Wednesday, September 2, 2020

NSA Surveillance Was Unconstitutional

The National Security Agency program that swept up details on billions of Americans' phone calls was illegal and possibly unconstitutional, a federal appeals court ruled:

However, the unanimous three-judge panel of the 9th Circuit Court of Appeals said the role the so-called telephone metadata program played in a criminal terror-fundraising case against four Somali immigrants was so minor that it did not undermine their convictions. 

The long-awaited decision is a victory for prosecutors, but some language in the court's opinion could be viewed as a rebuke of sorts to officials who defended the snooping by pointing to the case involving Basaaly Moalin and three other men found guilty by a San Diego jury in 2013 on charges of fundraising for Al-Shabaab.

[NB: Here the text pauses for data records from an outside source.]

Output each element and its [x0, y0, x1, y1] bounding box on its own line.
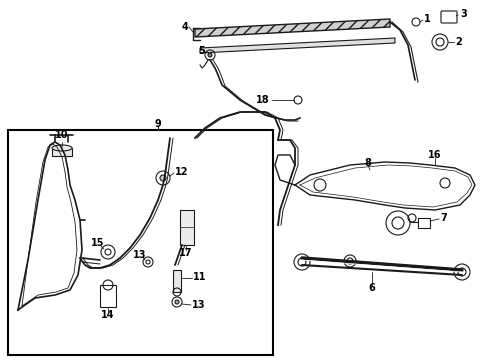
- Text: 16: 16: [428, 150, 442, 160]
- Circle shape: [160, 175, 166, 181]
- Text: 7: 7: [440, 213, 447, 223]
- Text: 9: 9: [155, 119, 161, 129]
- Text: 10: 10: [55, 130, 69, 140]
- Text: 14: 14: [101, 310, 115, 320]
- Text: 12: 12: [175, 167, 189, 177]
- Bar: [52, 148, 72, 156]
- Ellipse shape: [52, 145, 72, 151]
- Circle shape: [175, 300, 179, 304]
- Bar: [173, 270, 181, 292]
- Text: 18: 18: [256, 95, 270, 105]
- Text: 5: 5: [198, 46, 205, 56]
- Text: 17: 17: [179, 248, 193, 258]
- Text: 4: 4: [181, 22, 188, 32]
- Text: 1: 1: [424, 14, 431, 24]
- Text: 15: 15: [91, 238, 105, 248]
- Text: 3: 3: [460, 9, 467, 19]
- Text: 8: 8: [365, 158, 371, 168]
- Bar: [8, 130, 273, 355]
- Bar: [180, 210, 194, 245]
- Text: 6: 6: [368, 283, 375, 293]
- Bar: [418, 218, 430, 228]
- Text: 13: 13: [133, 250, 147, 260]
- Polygon shape: [195, 19, 390, 37]
- Bar: [100, 285, 116, 307]
- Circle shape: [208, 53, 212, 57]
- Text: 13: 13: [192, 300, 205, 310]
- Text: 11: 11: [193, 272, 206, 282]
- Text: 2: 2: [455, 37, 462, 47]
- Polygon shape: [200, 38, 395, 53]
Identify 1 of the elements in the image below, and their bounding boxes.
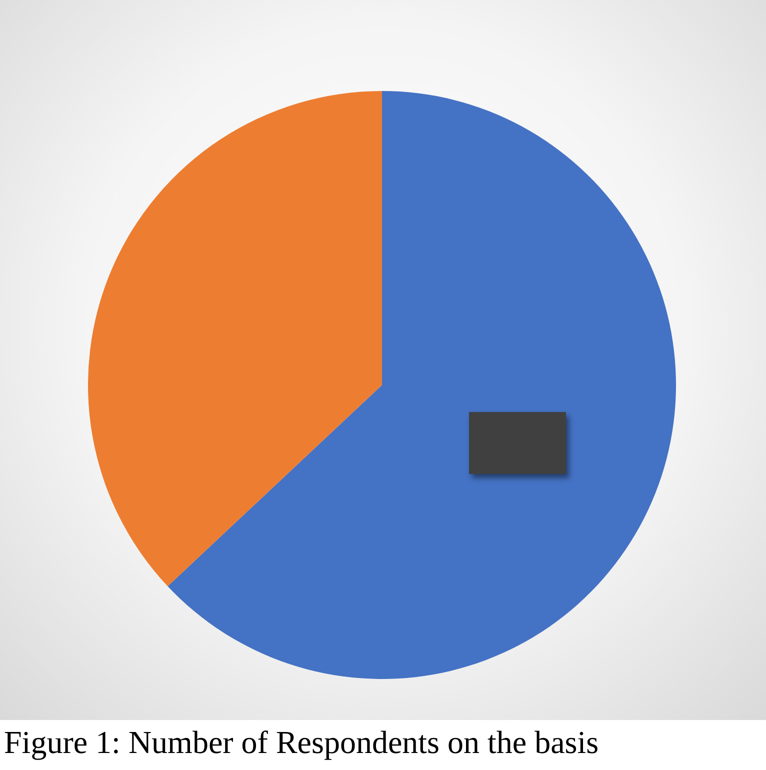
caption: Figure 1: Number of Respondents on the basis [4,724,599,761]
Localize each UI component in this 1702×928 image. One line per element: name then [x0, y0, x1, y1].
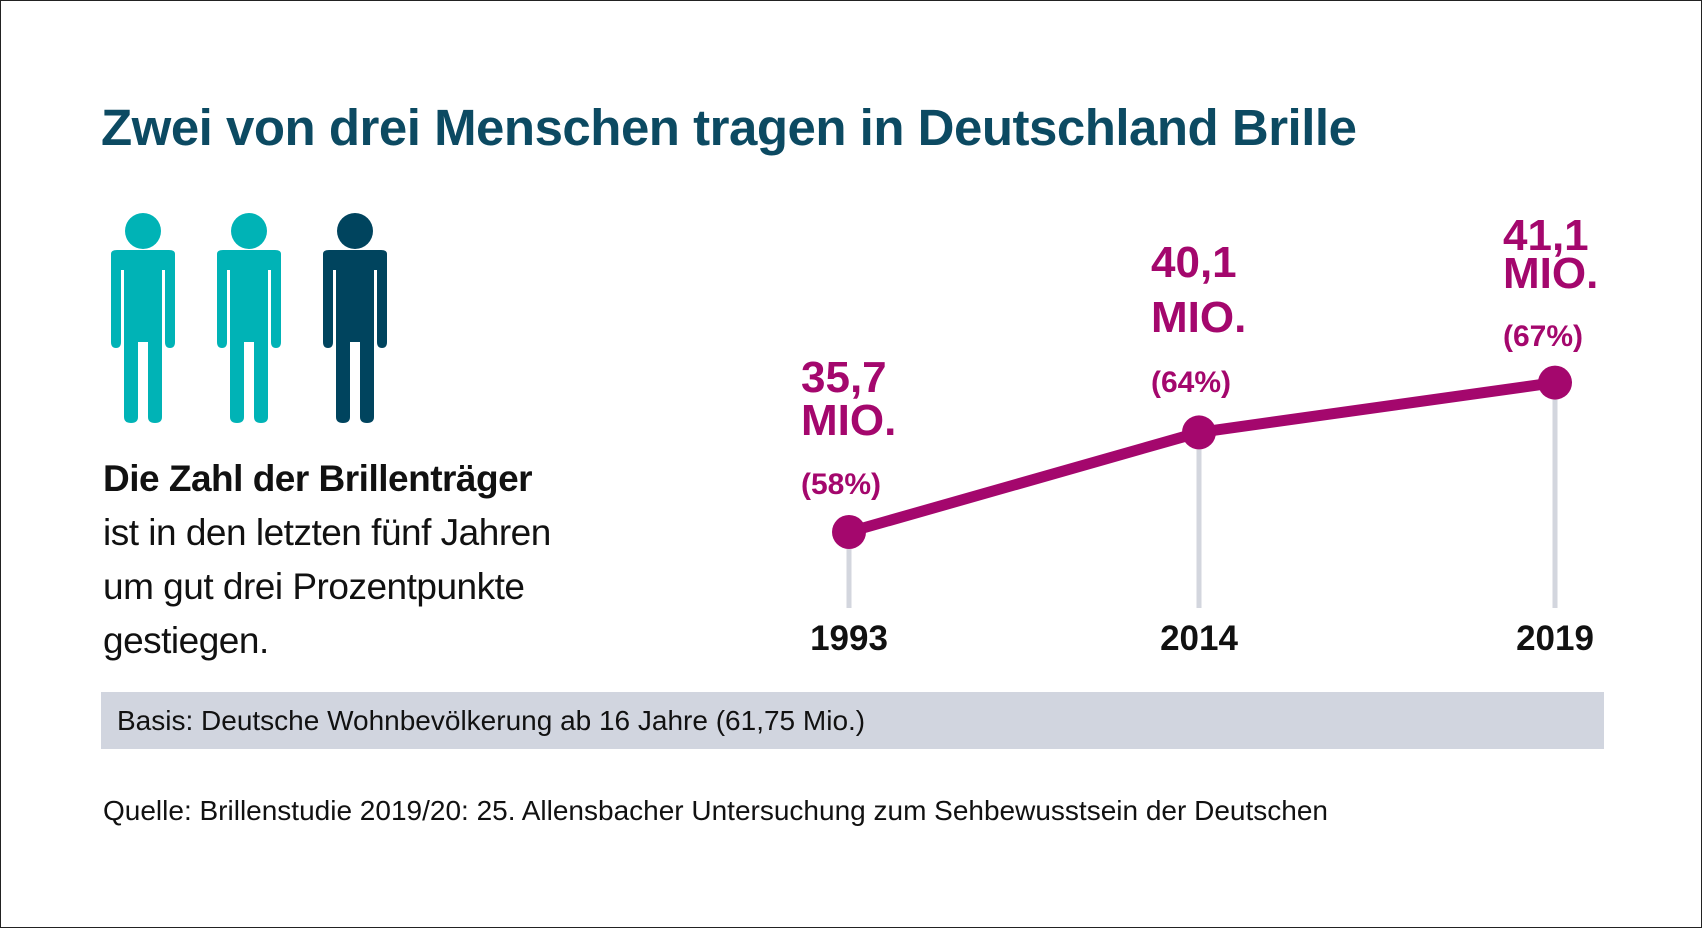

Judge Marsha Berzon's opinion, which contains a half-dozen references to the role of former NSA contractor and whistleblower Edward Snowden in disclosing the NSA metadata program, concludes that the "bulk collection" of such data violated the Foreign Intelligence Surveillance Act. 

The call-tracking effort began without court authorization under President George W. Bush following the Sept. 11, 2001, terrorist attacks. A similar program was approved by the secretive FISA Court beginning in 2006 and renewed numerous times, but the 9th Circuit panel said those rulings were legally flawed.